Rebecca Walersteiner
PAPERBACKS
Drinking and Driving in Chechnya by Peter Gonda (Periscope Books £9.99; offer price, £9.49)This economical, stinging debut novel conjures up an extraordinary sense of place, normally found in the best travel books or war journalism. It is the 1990s and, while Russia struggles to define itself after the collapse of the USSR , cynical ‘tough guy’ Leonid makes an uneasy living driving illicit vodka across the country. A wrong turn in the Caucasus leaves him marooned in Grozny, Chechnya, during the Russian bombardment. Gonda’s style is as muscular as Hemingway’s, while evoking the sheer terror of civilians in a total war. A Russian Heart Of Darkness.
Steve Barfield
If You Go Away by Adele Parks (Headline Review, £7.99; offer price, £7.59)

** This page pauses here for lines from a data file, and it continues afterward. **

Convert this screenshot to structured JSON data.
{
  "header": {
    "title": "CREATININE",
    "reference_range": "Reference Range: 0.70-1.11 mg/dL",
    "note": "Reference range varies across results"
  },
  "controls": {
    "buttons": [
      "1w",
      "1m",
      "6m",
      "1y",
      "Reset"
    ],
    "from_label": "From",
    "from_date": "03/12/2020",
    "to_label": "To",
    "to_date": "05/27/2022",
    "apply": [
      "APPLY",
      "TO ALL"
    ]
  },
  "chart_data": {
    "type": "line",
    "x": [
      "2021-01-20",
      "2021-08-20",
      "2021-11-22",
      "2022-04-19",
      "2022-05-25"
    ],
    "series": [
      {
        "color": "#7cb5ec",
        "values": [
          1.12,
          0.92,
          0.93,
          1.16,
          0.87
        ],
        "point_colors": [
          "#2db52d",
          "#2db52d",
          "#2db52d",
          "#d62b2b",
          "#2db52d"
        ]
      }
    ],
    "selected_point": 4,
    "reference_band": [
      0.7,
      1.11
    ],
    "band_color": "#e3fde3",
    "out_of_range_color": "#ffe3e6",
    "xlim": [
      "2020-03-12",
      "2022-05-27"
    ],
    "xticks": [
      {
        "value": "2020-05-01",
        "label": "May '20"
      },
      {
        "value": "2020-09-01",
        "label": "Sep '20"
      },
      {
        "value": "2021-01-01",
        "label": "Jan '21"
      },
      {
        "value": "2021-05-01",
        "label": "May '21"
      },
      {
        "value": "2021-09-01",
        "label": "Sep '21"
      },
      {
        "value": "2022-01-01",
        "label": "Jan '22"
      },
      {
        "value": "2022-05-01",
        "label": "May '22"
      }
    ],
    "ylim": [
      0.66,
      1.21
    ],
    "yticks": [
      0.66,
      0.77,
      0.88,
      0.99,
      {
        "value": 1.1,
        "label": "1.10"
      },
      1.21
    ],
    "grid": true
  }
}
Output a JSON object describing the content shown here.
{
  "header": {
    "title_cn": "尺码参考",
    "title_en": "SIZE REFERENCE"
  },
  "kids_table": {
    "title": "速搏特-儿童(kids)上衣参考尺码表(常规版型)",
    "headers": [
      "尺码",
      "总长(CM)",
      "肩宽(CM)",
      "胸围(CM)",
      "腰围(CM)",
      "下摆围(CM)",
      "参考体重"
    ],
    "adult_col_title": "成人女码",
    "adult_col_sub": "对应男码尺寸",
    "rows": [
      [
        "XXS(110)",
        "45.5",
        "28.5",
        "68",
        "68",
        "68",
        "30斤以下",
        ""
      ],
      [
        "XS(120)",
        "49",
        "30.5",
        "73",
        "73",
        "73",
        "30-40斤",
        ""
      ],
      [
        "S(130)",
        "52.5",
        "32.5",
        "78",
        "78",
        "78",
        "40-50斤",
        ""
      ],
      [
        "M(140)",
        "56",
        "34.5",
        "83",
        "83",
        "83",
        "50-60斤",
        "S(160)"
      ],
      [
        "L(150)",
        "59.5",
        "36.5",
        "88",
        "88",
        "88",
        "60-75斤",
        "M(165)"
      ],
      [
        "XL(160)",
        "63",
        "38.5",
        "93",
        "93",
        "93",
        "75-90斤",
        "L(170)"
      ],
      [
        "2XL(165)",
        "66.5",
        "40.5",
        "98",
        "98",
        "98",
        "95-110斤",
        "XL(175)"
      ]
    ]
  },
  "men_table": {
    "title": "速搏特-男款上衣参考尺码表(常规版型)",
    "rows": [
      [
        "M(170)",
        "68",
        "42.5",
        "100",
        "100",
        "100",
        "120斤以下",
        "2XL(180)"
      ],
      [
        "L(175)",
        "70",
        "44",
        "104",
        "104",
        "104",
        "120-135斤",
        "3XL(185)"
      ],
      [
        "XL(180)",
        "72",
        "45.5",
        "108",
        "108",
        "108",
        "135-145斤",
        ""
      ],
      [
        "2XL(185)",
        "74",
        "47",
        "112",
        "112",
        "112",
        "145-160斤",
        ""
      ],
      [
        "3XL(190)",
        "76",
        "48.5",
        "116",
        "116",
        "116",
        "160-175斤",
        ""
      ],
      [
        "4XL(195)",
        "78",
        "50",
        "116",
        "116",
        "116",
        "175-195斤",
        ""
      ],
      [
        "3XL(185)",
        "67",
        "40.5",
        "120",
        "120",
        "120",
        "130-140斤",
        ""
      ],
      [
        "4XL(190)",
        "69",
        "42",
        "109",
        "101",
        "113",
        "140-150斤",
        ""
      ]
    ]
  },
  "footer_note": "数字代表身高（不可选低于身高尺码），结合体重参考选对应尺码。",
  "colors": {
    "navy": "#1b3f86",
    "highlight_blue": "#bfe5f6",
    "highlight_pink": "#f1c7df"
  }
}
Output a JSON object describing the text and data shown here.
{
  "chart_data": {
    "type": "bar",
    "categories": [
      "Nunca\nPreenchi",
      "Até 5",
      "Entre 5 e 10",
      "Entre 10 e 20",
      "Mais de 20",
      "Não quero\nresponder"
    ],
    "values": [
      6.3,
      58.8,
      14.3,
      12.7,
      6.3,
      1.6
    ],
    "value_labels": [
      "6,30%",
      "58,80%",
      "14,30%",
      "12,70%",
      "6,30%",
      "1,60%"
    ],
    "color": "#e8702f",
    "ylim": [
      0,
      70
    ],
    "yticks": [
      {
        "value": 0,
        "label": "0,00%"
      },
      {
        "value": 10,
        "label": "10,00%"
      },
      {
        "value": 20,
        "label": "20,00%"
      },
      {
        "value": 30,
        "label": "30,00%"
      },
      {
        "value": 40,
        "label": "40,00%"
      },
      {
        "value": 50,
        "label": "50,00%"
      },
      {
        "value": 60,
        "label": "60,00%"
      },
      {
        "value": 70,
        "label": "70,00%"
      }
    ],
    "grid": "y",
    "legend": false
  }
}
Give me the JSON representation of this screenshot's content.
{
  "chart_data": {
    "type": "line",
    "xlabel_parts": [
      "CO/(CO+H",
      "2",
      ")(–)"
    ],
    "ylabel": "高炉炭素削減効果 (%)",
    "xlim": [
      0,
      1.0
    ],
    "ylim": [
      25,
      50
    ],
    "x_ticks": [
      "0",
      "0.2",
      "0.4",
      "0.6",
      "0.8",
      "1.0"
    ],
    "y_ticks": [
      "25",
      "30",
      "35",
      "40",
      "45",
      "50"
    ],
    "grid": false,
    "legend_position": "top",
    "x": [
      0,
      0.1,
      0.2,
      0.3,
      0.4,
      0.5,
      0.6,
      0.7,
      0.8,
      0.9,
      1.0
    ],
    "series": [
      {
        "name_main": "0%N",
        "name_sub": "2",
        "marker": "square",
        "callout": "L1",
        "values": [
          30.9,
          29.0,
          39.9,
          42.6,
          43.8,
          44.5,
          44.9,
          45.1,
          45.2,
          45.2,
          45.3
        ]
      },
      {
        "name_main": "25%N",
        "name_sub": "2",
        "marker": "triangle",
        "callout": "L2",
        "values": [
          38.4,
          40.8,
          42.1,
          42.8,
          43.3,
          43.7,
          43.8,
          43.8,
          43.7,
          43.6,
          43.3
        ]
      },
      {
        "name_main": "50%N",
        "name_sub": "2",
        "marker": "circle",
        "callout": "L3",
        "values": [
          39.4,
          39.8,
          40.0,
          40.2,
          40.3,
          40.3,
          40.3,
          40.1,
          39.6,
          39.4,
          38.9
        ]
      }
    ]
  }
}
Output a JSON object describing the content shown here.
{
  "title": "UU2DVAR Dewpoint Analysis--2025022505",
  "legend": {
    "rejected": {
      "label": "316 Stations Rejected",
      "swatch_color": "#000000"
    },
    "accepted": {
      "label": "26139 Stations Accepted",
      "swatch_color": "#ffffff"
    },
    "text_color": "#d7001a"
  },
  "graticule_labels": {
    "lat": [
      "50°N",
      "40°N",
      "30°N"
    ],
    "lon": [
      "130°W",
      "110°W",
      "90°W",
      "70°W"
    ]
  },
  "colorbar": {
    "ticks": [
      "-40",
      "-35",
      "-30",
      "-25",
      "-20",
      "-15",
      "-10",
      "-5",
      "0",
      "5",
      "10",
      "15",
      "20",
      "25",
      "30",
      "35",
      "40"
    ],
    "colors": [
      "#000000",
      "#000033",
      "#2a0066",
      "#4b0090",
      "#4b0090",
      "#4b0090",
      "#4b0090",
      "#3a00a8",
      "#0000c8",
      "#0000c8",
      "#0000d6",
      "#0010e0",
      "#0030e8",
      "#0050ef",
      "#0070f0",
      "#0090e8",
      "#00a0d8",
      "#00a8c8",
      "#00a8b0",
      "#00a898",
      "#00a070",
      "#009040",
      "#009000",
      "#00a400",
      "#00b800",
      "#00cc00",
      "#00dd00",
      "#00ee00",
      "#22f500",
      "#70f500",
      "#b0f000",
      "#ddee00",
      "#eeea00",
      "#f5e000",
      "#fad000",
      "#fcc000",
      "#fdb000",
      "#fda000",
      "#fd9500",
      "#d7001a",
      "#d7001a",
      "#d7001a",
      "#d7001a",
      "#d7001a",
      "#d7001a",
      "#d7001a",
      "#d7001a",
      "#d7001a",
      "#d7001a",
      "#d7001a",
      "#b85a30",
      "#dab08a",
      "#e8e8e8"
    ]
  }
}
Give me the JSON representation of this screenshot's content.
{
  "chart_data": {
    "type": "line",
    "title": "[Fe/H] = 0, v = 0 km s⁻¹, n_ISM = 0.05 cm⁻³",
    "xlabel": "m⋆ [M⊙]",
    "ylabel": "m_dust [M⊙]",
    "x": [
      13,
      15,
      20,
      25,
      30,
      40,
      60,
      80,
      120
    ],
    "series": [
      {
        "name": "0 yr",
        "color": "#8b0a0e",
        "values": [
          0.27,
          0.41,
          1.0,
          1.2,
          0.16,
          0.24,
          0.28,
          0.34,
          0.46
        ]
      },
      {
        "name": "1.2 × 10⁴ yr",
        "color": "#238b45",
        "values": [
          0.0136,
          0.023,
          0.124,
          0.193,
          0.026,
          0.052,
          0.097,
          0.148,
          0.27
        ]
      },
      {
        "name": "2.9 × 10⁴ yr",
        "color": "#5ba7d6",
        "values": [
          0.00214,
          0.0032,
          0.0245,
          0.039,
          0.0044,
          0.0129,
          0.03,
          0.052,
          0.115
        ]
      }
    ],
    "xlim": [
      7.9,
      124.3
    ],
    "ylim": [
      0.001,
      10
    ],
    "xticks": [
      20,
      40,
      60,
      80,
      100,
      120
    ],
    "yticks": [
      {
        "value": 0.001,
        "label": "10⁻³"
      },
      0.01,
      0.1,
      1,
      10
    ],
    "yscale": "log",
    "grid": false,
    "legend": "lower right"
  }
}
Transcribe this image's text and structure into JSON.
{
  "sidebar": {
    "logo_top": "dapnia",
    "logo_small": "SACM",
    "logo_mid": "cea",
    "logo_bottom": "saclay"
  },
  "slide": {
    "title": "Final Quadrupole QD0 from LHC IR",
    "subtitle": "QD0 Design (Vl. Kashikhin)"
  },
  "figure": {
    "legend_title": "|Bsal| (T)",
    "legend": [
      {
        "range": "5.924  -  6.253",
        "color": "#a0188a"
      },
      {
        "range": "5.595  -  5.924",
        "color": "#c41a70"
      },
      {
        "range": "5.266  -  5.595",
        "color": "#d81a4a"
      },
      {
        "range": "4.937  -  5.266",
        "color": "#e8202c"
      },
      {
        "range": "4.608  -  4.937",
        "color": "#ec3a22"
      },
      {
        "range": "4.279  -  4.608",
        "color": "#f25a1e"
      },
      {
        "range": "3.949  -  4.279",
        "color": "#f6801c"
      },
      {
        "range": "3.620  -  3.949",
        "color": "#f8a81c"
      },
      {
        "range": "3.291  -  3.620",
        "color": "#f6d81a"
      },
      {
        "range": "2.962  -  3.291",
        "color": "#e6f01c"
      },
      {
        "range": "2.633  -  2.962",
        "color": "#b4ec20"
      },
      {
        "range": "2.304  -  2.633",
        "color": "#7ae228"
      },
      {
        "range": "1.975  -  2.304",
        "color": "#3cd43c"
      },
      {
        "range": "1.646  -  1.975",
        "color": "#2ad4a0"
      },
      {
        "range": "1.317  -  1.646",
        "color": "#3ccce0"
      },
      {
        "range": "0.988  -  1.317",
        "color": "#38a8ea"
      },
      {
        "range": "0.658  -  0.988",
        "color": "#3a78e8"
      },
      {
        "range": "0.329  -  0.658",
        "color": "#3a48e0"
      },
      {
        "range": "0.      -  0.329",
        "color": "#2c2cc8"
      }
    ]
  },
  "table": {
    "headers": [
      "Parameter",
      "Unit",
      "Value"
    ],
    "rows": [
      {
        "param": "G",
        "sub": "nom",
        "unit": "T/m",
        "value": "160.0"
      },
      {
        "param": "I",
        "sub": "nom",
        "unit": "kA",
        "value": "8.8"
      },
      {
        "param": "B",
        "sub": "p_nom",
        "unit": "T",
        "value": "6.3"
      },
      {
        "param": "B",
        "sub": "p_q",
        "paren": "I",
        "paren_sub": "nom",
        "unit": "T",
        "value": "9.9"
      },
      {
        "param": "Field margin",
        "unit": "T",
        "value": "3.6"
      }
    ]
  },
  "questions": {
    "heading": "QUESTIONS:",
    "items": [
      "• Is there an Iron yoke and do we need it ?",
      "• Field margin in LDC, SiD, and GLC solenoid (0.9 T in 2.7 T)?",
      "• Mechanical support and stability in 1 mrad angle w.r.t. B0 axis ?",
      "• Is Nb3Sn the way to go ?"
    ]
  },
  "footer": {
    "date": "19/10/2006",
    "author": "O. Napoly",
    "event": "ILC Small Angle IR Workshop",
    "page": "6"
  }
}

Parks’s latest is set in wartime England and centres around Vivian, a debutante who compromises her reputation with a bounder. To stifle the scandal, Vivian is forced to marry an older man she does not love. When he goes off to war, he sends her to his family’s remote country house. There she meets Howard, a playwright and conscientious objector. The two begin an affair, but then Howard changes his stance and enlists, leaving Vivian alone wondering which man (if any) will come home to her. Renowned for her chick-lit novels and ‘telling it like it is’, Parks has written a slow-burning read that picks up its pace halfway through. A worthy follow-up to her bestselling Spare Brides.